What is The Difference Between Kite And Fril, Programming Languages

Kite is an Interpreted Programming Language, while Fril is a Logic-based Programming Language

What are Interpreted Programming Languages

An interpreted language is a programming language for which most of its implementations execute instructions directly, without previously compiling a program into machine-language instructions. The interpreter executes the program directly, translating each statement into a sequence of one or more subroutines already compiled into machine code. (Wikipedia)

What are Logic-based Programming Languages

Logic programming is a type of programming paradigm which is largely based on formal logic.

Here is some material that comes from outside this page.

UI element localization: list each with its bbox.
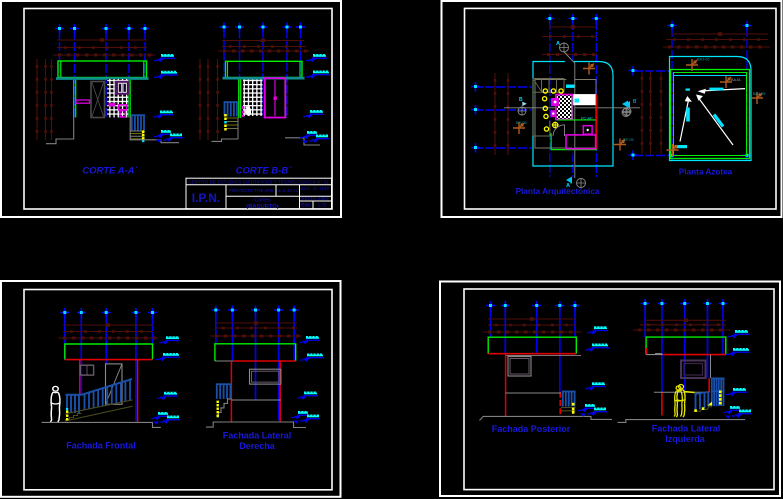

Any program written in a logic programming language is a set of sentences in logical form, expressing facts and rules about some problem domain. (Wikipedia)

While Kite is an Interpreted Programming Language, and Fril is a Logic-based Programming Language

Let us now look at the difference between the two:

What is Kite Programming Language – A brief synopsis

It came up in 2006 with a feature set consisting of a blend of object-oriented and functional programming features. It is a fast-running language. Interestingly, Kite uses the pipe character for functional calls rather than using the period or arrow characters in other languages.

What is Fril Programming Language – A brief synopsis

Fril language was designed by Trevor Martin and Jim Baldwin at the University of Bristol in the 1980s. It is for first-order predicate calculus. It supports fuzzy sets and metaprogramming and is based on the Prolog syntax.